Part of the novelty of the character Odd Thomas is that he's a "normal" person. He's a short order cook at a diner, has a normal girlfriend, and leads a very mundane life other than his ghost-helping vigilantism. His big aspirations in life are to marry his sweetheart, Stormy Llewellyn, to perhaps get into the "tire business" (selling car tires at a local tire store), and to live in his hometown of Pico Mundo, California, for the rest of his life. No Schwarzenegger. No puzzle-solving Langdon. No Jack Ryan. Just Odd.

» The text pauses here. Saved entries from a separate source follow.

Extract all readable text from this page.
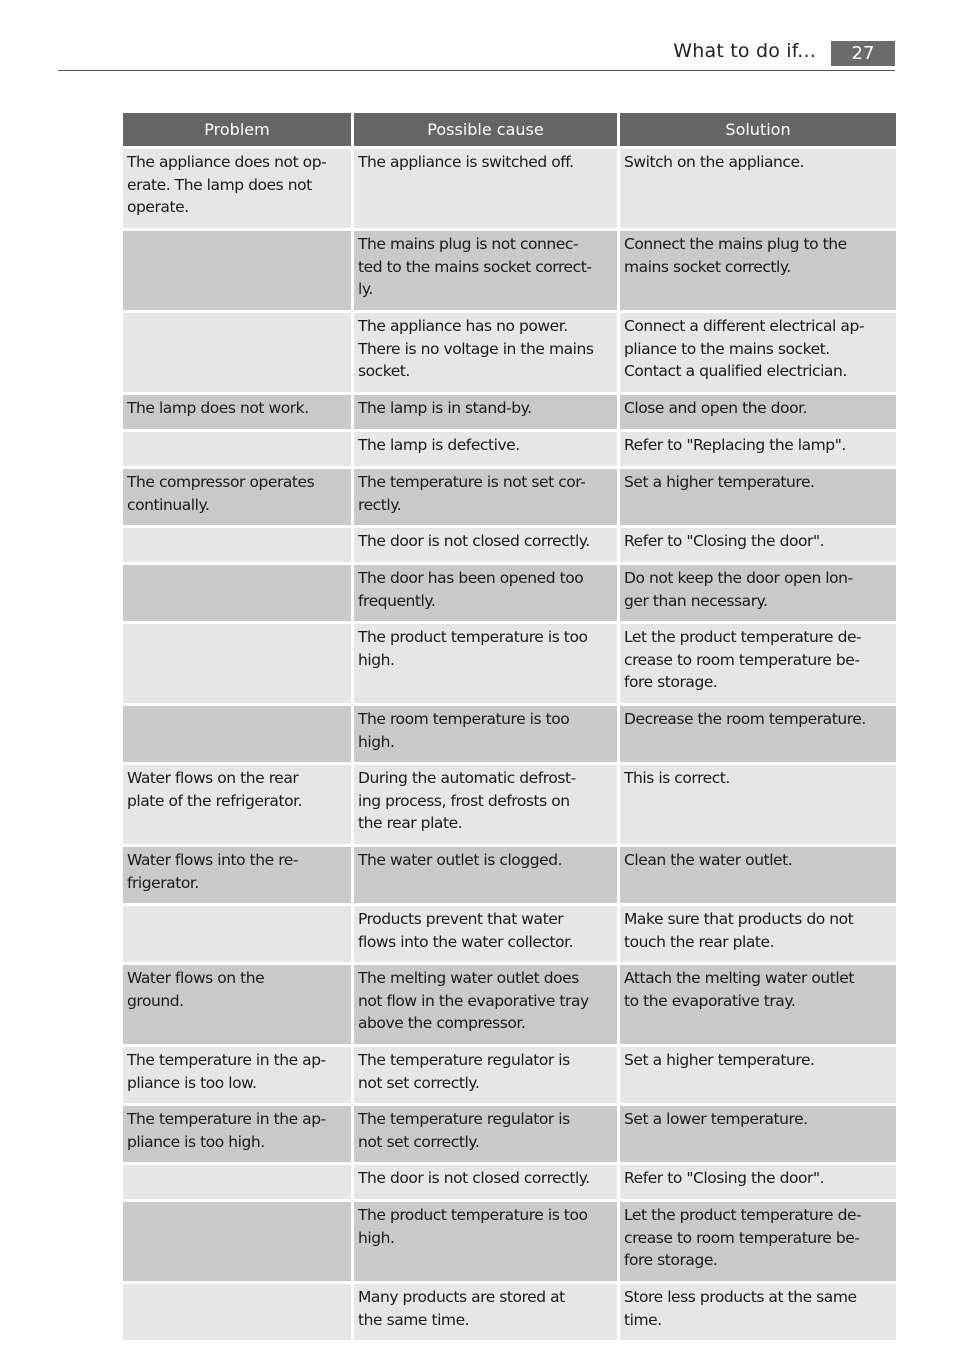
What to do if...	27
Problem	Possible cause	Solution
The appliance does not op-
erate. The lamp does not
operate.	The appliance is switched off.	Switch on the appliance.
	The mains plug is not connec-
ted to the mains socket correct-
ly.	Connect the mains plug to the
mains socket correctly.
	The appliance has no power.
There is no voltage in the mains
socket.	Connect a different electrical ap-
pliance to the mains socket.
Contact a qualified electrician.
The lamp does not work.	The lamp is in stand-by.	Close and open the door.
	The lamp is defective.	Refer to "Replacing the lamp".
The compressor operates
continually.	The temperature is not set cor-
rectly.	Set a higher temperature.
	The door is not closed correctly.	Refer to "Closing the door".
	The door has been opened too
frequently.	Do not keep the door open lon-
ger than necessary.
	The product temperature is too
high.	Let the product temperature de-
crease to room temperature be-
fore storage.
	The room temperature is too
high.	Decrease the room temperature.
Water flows on the rear
plate of the refrigerator.	During the automatic defrost-
ing process, frost defrosts on
the rear plate.	This is correct.
Water flows into the re-
frigerator.	The water outlet is clogged.	Clean the water outlet.
	Products prevent that water
flows into the water collector.	Make sure that products do not
touch the rear plate.
Water flows on the
ground.	The melting water outlet does
not flow in the evaporative tray
above the compressor.	Attach the melting water outlet
to the evaporative tray.
The temperature in the ap-
pliance is too low.	The temperature regulator is
not set correctly.	Set a higher temperature.
The temperature in the ap-
pliance is too high.	The temperature regulator is
not set correctly.	Set a lower temperature.
	The door is not closed correctly.	Refer to "Closing the door".
	The product temperature is too
high.	Let the product temperature de-
crease to room temperature be-
fore storage.
	Many products are stored at
the same time.	Store less products at the same
time.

I liked Odd's character extremely well. He is naive and callow to a T. He still has hope in humanity--almost blindingly and unabashedly. He loves his girlfriend, Stormy, as if his life depended on it. I doubt Koontz was going for the Adam and Eve motif, but even if he wasn't, he hit the mark squarely. Stormy and Odd seem (in many ways) to fit the Ademic model, in their hotter-than-habanero little desert Eden.
Koontz is thick with the foreshadowing. Loads of it until the reader cries, "Please, no more, Mr. Koontz! I've reached my carbohydrates and foreshadowing quota for the day." This isn't a bad device in the story's framework, but I assume many readers have predicted some denoument and climax events rather quickly into the story. (One major plot twist I anticipated within the first 20-30 pages, and very rarely throughout the reading did I have any doubts that this particular twist would happen.)
It's exciting when a speculative fiction author sets rules for the paranormal early on and then uses those rules as leverage for major plot elements (Brandon Sanderson, for example, is a master at this, along with Jim Butcher, Patrick Rothfuss, and others). Koontz excels here, giving the reader plenty of rules for the world of ghosts and Odd's gift so that the readers can predict some of the events to come or can at least look back after big events and say, "Oh, yes, of COURSE! That's why such-and-such happened!"
I'd recommend the story to some people but not to others. Koontz does take the story dark. The antagonists are people you'd expect to see on death row. They're not nice people. There were times I was sick to my stomach. Was it a well-written book? Yes. Did I like many of the characters and the plot? Yes. Is it for everyone? No. And mostly because of the violence and implied, psychotically criminal violence.
Odd Thomas, by Dean Koontz. Bantam Books. 2003. 446 pp. $7.99 (PB).